Friday, September 24, 2004

BANNED BOOKS WEEK SHOWCASES DAILY READINGS IN UNION

MANHATTAN -- Kansas State University is celebrating Banned Books Week with public readings in the K-State Student Union Plaza between 11 a.m. and 2 p.m. Sept. 27-Oct. 1.

Banned Books Week is observed nationally each year during the last week of September to celebrate the freedom to read, choose or express one's opinion even if the opinion is unpopular or out of the ordinary and stresses the importance of ensuring the availability of those opinions to all who wish to read them. This is the 23rd year of the national event.

Readings will be chosen by the faculty and library staff who present them. Writers whose works will be read include Dr. Seuss, Maya Angelou, J.D. Salinger, Mark Twain and Toni Morrison. Many of the books featured during Banned Books Week have not been banned, but rather challenged. A challenge is an attempt to ban or restrict materials based upon the objections of a person or group. Only a successful challenge would result in materials being banned or restricted.
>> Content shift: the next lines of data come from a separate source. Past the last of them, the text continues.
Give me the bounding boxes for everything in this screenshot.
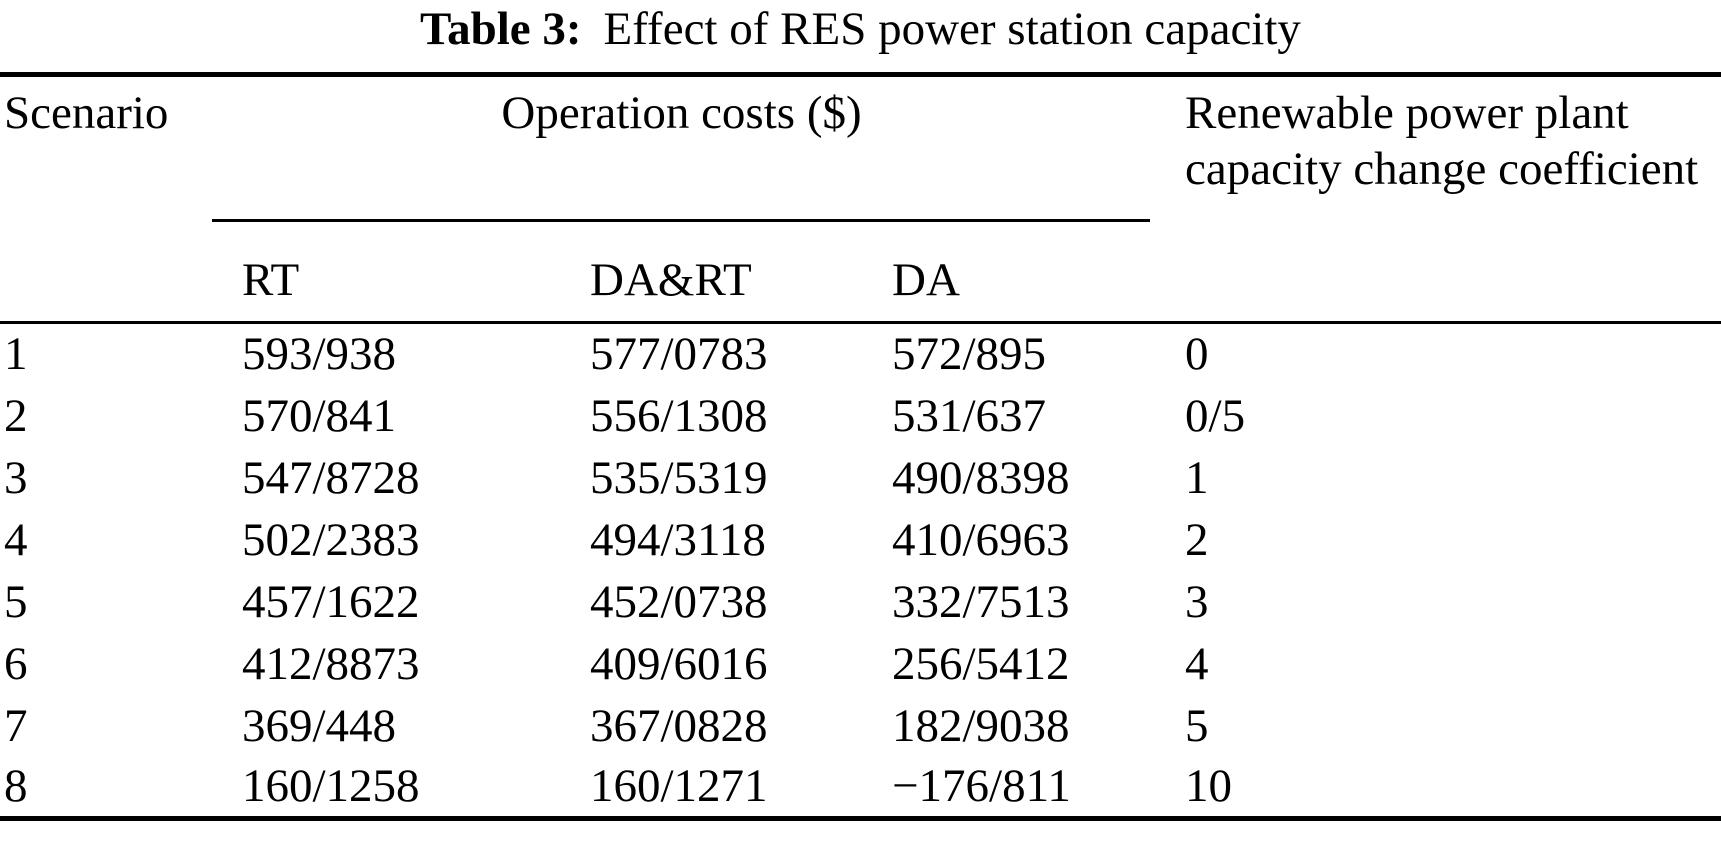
coefficient-cell: 5 [1185, 699, 1209, 752]
coefficient-cell: 1 [1185, 451, 1209, 504]
operation-costs-group-rule [212, 219, 1150, 222]
coefficient-cell: 4 [1185, 637, 1209, 690]
da-cost-cell: −176/811 [892, 760, 1071, 813]
da-cost-cell: 182/9038 [892, 699, 1070, 752]
da-rt-cost-cell: 494/3118 [590, 513, 766, 566]
coefficient-cell: 10 [1185, 760, 1233, 813]
da-rt-cost-cell: 535/5319 [590, 451, 768, 504]
rt-cost-cell: 502/2383 [242, 513, 420, 566]
col-subheader-rt: RT [242, 219, 590, 324]
rt-cost-cell: 369/448 [242, 699, 397, 752]
da-cost-cell: 531/637 [892, 389, 1047, 442]
table-row: 8 160/1258 160/1271 −176/811 10 [0, 757, 1721, 819]
da-rt-cost-cell: 367/0828 [590, 699, 768, 752]
col-header-capacity-coefficient: Renewable power plant capacity change co… [1185, 74, 1721, 324]
da-rt-cost-cell: 452/0738 [590, 575, 768, 628]
scenario-cell: 1 [4, 328, 28, 381]
table-caption: Table 3: Effect of RES power station capa… [0, 2, 1721, 56]
da-cost-cell: 332/7513 [892, 575, 1070, 628]
table-row: 7 369/448 367/0828 182/9038 5 [0, 695, 1721, 757]
table-caption-text: Effect of RES power station capacity [603, 3, 1301, 55]
table-caption-label: Table 3: [420, 3, 582, 55]
rt-cost-cell: 593/938 [242, 328, 397, 381]
coefficient-cell: 2 [1185, 513, 1209, 566]
da-cost-cell: 572/895 [892, 328, 1047, 381]
coefficient-cell: 3 [1185, 575, 1209, 628]
rt-cost-cell: 160/1258 [242, 760, 420, 813]
da-rt-cost-cell: 577/0783 [590, 328, 768, 381]
header-row-groups: Scenario Operation costs ($) Renewable p… [0, 74, 1721, 324]
rt-cost-cell: 412/8873 [242, 637, 420, 690]
rt-cost-cell: 570/841 [242, 389, 397, 442]
header-row-sub: RT DA&RT DA [0, 219, 1721, 324]
table-row: 2 570/841 556/1308 531/637 0/5 [0, 385, 1721, 447]
results-table: Scenario Operation costs ($) Renewable p… [0, 72, 1721, 821]
table-row: 5 457/1622 452/0738 332/7513 3 [0, 571, 1721, 633]
table-row: 6 412/8873 409/6016 256/5412 4 [0, 633, 1721, 695]
table-row: 4 502/2383 494/3118 410/6963 2 [0, 509, 1721, 571]
table-row: 3 547/8728 535/5319 490/8398 1 [0, 447, 1721, 509]
coefficient-cell: 0/5 [1185, 389, 1246, 442]
scenario-cell: 7 [4, 699, 28, 752]
da-cost-cell: 256/5412 [892, 637, 1070, 690]
da-rt-cost-cell: 556/1308 [590, 389, 768, 442]
scenario-cell: 4 [4, 513, 28, 566]
scenario-cell: 2 [4, 389, 28, 442]
scenario-cell: 8 [4, 760, 28, 813]
scenario-cell: 6 [4, 637, 28, 690]
scenario-cell: 5 [4, 575, 28, 628]
table-row: 1 593/938 577/0783 572/895 0 [0, 323, 1721, 385]
col-subheader-da: DA [892, 219, 1186, 324]
da-cost-cell: 490/8398 [892, 451, 1070, 504]
col-subheader-da-rt: DA&RT [590, 219, 892, 324]
scenario-cell: 3 [4, 451, 28, 504]
coefficient-cell: 0 [1185, 328, 1209, 381]
da-rt-cost-cell: 409/6016 [590, 637, 768, 690]
rt-cost-cell: 547/8728 [242, 451, 420, 504]
col-group-header-operation-costs: Operation costs ($) [501, 87, 862, 139]
da-rt-cost-cell: 160/1271 [590, 760, 768, 813]
rt-cost-cell: 457/1622 [242, 575, 420, 628]
da-cost-cell: 410/6963 [892, 513, 1070, 566]
col-header-scenario: Scenario [0, 74, 242, 324]
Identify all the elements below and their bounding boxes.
Michele Janette, associate professor of English and director of the cultural studies program in the English department, said the program sponsors the week's activities because it brings together many of the issues they care about.

"We believe in the importance of literature as one of our most valuable expressions of human creativity, in all its glorious variety," Janette said. "As scholars, we are interested in the ways that literature reflects and challenges the culture it comes from. We are also interested in how cultures seek to promote creativity, thought and self-reflexive analysis or how they seek to repress it.

"Banned Books Week is a perfect opportunity to bring these issues forward within our local community and culture," she said. "We want to raise awareness that creativity and free speech do receive frequent challenges within our culture. We want to enact a refusal of such censorship by literally putting this literature back into public life.

"Reading aloud from this literature, in public, seems like a logical way to do this," Janette said. "My hope in organizing this event is that passersby will have their day improved by hearing some great literature and will also be encouraged to think about challenges to civil liberties that are currently increasing in 'the land of the free.'"


Kansas State University is a comprehensive, research, land-grant institution first serving students and the people of Kansas, and also the nation and the world.